To go with a fairly fractured state of mind
and a personal history of hours spent creating moodboards (that’s textiles for
you), more and more often I’m drawn to collage as a form of art.
I’ve always been fascinated by colour and
texture. I was that child who couldn’t stop feeling/breaking things, so much so
my parents implemented strict no touch policy in shops, which if anything acted
as encouragement. Yeah, yeah I was subversive from an early age, I know. This
preoccupation is far from dormant.
So maybe this is why I enjoy the juxtaposition
of media fundamental to collage. Not only does it usually offer a veritable
explosion of hues but also an opportunity to contrast material.
Ben Giles |
Bryan Olsen - Slice of Life |
Bryan Olsen - Land of Degaussed Souls |
That isn’t to say collage intrinsically
lacks subtlety.
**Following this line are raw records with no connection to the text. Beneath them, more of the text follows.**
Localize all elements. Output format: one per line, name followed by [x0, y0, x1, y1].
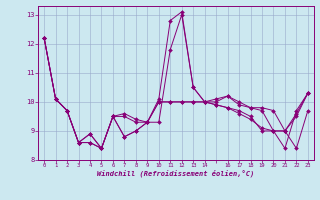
X-axis label: Windchill (Refroidissement éolien,°C): Windchill (Refroidissement éolien,°C) [97, 170, 255, 177]
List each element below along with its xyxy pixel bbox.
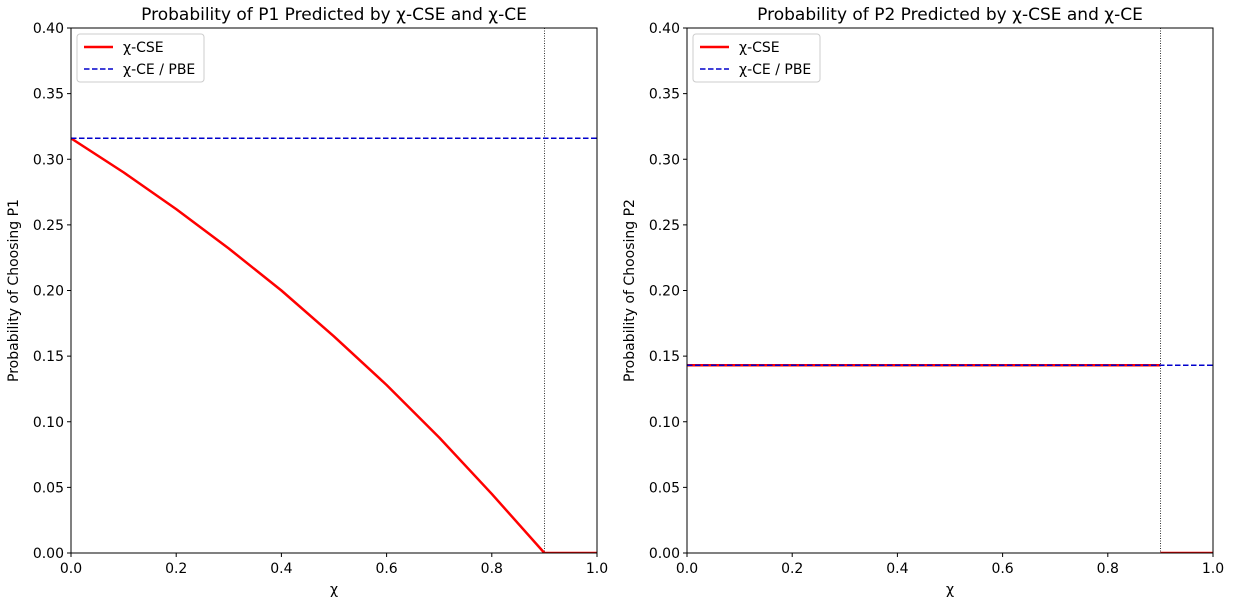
chart-panel-2: 0.0 0.2 0.4 0.6 0.8 1.0 0.00 0.05 0.10 0.15 0.20 0.… [622,5,1224,598]
y-tick-label: 0.40 [649,21,680,37]
x-tick-label: 0.6 [991,561,1013,577]
y-tick-label: 0.20 [649,284,680,300]
chart-title: Probability of P1 Predicted by χ-CSE and… [141,5,527,25]
x-tick-label: 0.0 [60,561,82,577]
x-tick-label: 0.2 [165,561,187,577]
y-tick-label: 0.05 [33,480,64,496]
x-tick-label: 0.4 [886,561,908,577]
legend: χ-CSE χ-CE / PBE [76,33,205,83]
y-tick-label: 0.35 [33,87,64,103]
y-tick-label: 0.15 [33,349,64,365]
legend-label-1: χ-CSE [739,40,780,56]
x-tick-label: 0.0 [676,561,698,577]
y-tick-label: 0.05 [649,480,680,496]
chart-title: Probability of P2 Predicted by χ-CSE and… [757,5,1143,25]
legend-label-1: χ-CSE [123,40,164,56]
y-axis-label: Probability of Choosing P1 [6,199,22,382]
legend-label-2: χ-CE / PBE [739,62,811,78]
axes-frame [70,27,598,554]
y-tick-label: 0.00 [33,546,64,562]
y-tick-label: 0.30 [649,152,680,168]
x-tick-label: 0.8 [1097,561,1119,577]
y-tick-label: 0.15 [649,349,680,365]
y-tick-label: 0.10 [33,415,64,431]
y-tick-label: 0.35 [649,87,680,103]
y-tick-label: 0.30 [33,152,64,168]
y-tick-label: 0.25 [649,218,680,234]
x-tick-label: 0.4 [270,561,292,577]
axes-frame [686,27,1214,554]
y-tick-label: 0.10 [649,415,680,431]
legend-label-2: χ-CE / PBE [123,62,195,78]
plot-area [687,364,1213,553]
x-axis-label: χ [946,582,954,598]
legend: χ-CSE χ-CE / PBE [692,33,821,83]
y-tick-label: 0.20 [33,284,64,300]
x-tick-label: 1.0 [1202,561,1224,577]
chart-panel-1: 0.0 0.2 0.4 0.6 0.8 1.0 0.00 0.05 0.10 0.15 0.20 0.… [6,5,608,598]
plot-area [71,137,597,553]
y-tick-label: 0.40 [33,21,64,37]
y-tick-label: 0.25 [33,218,64,234]
x-tick-label: 0.6 [375,561,397,577]
x-tick-label: 0.2 [781,561,803,577]
x-tick-label: 0.8 [481,561,503,577]
x-axis-label: χ [330,582,338,598]
series-1-line-segment-1 [71,137,546,553]
y-tick-label: 0.00 [649,546,680,562]
y-axis-label: Probability of Choosing P2 [622,199,638,382]
x-tick-label: 1.0 [586,561,608,577]
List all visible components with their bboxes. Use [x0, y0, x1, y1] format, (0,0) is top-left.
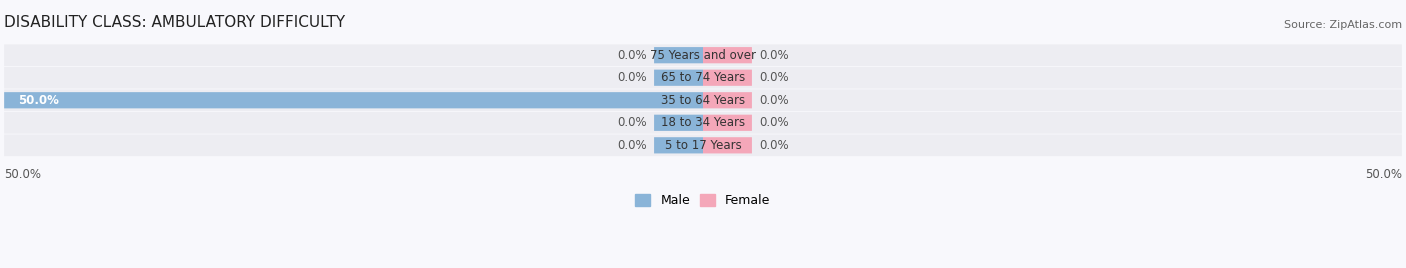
FancyBboxPatch shape [4, 135, 1402, 156]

The works of Peter Yumi provide a master class in sensitivity,
his black and white pieces stand out for me as a result of their
understatement.
Peter Yumi - James Dean |
It seems that, although collage is
transforming from peripheral to focal for me, in their own way great,
established artists like Picasso and the cubists in general create effects
similar to collage, with their broken and reassembled objects. Thinking about it Surrealism and
Dadaism also capture this smashed up quality providing a precursor to modern
collage.
With all movements beginning in the early
20th century, Surrealism emerging from Dadaism, which coexisted with
cubism, it’s possible to see their fractured works as a strong reaction
contrary to the war emerging from a capitalist, colonial and ordered society. Tristan Tzara, leader of the Dada
movement emphasized collage was anti-art, appropriate for a society which was
undeserving of art’s beauty. For
him the college was the destruction not the creation of works.
Or maybe collage can be seen as a developing
innovation that reflected a need to match the technological advancements of the
era. With photography growing in popularity and technicality other artistic
forms were encouraged to flourish too.
Picasso - Guernica |
Picasso - Weeping Lady |
Jacques Prévert (For me, Jacques' Collages are far better than his fundamentally hypocritical poetry) |
Raoul Hausmann |
Antithesis of artistic substance or not,
Collage is enduring in its appeal and attraction.